What happened

Shares of Achillion Pharmaceuticals (ACHN) were jumping 8.8% higher as of 11:49 a.m. EDT on Wednesday after rising as much as 10.8% earlier in the day. The biopharmaceutical company announced before the market opened that it had achieved the threshold enrollment for two phase 2 clinical studies evaluating experimental drug ACH-4471 in treating patients with rare kidney disease C3 glomerulopathy (C3G).

So what

Reaching the threshold enrollment of 23 patients in the two phase 2 clinical studies of ACH-4771 is an important milestone for Achillion. With the needed number of patients now enrolled in the studies, the company is now in a great position to complete the six-month blinded, placebo-controlled trial in the fourth quarter. Achillion's other phase 2 study is a 12-month open-label trial where both patients and investigators are aware of which drug is being administered.

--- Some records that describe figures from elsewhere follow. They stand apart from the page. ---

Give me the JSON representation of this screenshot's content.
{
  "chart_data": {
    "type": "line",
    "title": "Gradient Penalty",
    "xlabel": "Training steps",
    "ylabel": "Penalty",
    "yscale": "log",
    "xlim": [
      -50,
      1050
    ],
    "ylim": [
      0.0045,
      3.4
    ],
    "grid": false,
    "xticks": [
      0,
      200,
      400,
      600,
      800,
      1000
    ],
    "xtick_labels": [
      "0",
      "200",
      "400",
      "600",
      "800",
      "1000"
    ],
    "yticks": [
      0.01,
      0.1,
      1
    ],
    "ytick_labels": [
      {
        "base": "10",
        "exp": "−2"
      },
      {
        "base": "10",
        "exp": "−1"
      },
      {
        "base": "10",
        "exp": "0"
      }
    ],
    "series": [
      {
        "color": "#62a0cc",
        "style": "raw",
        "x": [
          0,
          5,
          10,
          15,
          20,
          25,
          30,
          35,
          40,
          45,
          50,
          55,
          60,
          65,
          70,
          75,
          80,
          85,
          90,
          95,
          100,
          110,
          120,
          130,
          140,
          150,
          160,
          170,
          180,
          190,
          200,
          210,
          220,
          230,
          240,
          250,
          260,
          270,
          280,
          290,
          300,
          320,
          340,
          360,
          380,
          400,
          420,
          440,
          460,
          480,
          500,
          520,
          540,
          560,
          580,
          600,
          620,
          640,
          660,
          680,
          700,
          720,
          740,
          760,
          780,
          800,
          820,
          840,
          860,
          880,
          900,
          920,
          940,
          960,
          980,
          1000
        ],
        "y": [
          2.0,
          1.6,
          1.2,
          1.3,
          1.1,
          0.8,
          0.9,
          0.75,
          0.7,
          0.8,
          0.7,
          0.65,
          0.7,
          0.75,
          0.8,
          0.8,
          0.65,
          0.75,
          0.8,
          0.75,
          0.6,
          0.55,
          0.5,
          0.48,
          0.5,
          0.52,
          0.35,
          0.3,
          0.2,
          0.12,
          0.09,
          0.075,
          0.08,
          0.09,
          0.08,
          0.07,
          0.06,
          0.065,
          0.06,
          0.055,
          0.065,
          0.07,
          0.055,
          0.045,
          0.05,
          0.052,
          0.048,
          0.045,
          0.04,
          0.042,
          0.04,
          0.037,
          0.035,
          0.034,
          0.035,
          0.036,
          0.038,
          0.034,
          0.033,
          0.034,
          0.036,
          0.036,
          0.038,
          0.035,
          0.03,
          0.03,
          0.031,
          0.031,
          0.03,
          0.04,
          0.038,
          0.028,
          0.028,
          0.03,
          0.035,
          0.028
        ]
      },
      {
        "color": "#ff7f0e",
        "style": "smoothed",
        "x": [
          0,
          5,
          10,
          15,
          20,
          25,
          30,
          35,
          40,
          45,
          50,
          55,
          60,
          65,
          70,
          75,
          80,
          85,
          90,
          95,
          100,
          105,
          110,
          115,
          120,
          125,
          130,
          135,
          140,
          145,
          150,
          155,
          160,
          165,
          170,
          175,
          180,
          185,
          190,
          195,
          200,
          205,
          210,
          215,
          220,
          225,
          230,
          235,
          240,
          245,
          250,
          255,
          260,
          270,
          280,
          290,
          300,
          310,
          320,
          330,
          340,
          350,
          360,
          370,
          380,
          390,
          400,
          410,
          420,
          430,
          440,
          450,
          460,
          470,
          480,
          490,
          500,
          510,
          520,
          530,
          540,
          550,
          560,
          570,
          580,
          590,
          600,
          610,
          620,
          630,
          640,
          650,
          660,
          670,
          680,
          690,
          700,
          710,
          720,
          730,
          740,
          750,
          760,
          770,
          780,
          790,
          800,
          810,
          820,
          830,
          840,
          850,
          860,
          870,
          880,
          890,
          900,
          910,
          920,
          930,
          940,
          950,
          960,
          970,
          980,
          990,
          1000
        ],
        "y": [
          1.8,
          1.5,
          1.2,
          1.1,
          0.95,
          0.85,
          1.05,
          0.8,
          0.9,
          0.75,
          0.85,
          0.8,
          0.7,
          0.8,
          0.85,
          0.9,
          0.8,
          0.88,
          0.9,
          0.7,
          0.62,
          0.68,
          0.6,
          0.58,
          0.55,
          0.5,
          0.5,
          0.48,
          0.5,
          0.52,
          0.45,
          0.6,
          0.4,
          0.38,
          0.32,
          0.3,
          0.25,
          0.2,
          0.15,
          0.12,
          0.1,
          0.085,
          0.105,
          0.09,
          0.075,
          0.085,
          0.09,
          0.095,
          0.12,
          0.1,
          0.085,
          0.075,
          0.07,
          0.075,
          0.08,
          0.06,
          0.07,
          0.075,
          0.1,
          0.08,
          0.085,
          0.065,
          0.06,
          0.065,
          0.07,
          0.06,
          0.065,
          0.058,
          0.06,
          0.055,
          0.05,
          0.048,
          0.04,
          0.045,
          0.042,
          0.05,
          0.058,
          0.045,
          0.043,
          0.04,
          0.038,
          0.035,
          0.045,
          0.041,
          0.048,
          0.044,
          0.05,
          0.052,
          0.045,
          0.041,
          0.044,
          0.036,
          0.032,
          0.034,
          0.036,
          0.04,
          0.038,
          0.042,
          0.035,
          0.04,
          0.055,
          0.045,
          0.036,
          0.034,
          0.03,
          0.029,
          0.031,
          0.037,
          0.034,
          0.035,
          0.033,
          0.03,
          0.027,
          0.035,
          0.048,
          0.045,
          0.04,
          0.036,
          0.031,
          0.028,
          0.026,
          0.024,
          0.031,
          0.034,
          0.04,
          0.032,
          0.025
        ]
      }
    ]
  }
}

Two scientists looking at a monitor

Image source: Getty Images.

C3G currently has no approved therapy. Patients with the disease experience chronic deposits of C3 protein fragments in their kidneys. This results in inflammation and can lead to permanent kidney damage. Between 30% and 50% of patients with C3G require dialysis and/or a kidney transplant within 10 years of being diagnosed with the rare disease.

ACH-4771 is Achillion's lead pipeline candidate. The company is also evaluating the experimental drug in combination with Alexion Pharmaceuticals' Soliris in treating rare blood disease paroxysmal nocturnal hemoglobinuria (PNH) in a phase 2 study. In December, Achillion stock plunged after the company announced that it wouldn't move forward with a late-stage study of ACH-4771 as a monotherapy in treating PNH.

Now what

Achillion CEO Joe Truitt said that the company expects to present data from the two phase 2 studies of ACH-4771 in treating C3G along with real-world data to the U.S. Food and Drug Administration (FDA) in the fourth quarter of this year. If the results are positive, Achillion should be able to advance the drug to a pivotal phase 3 study in 2020.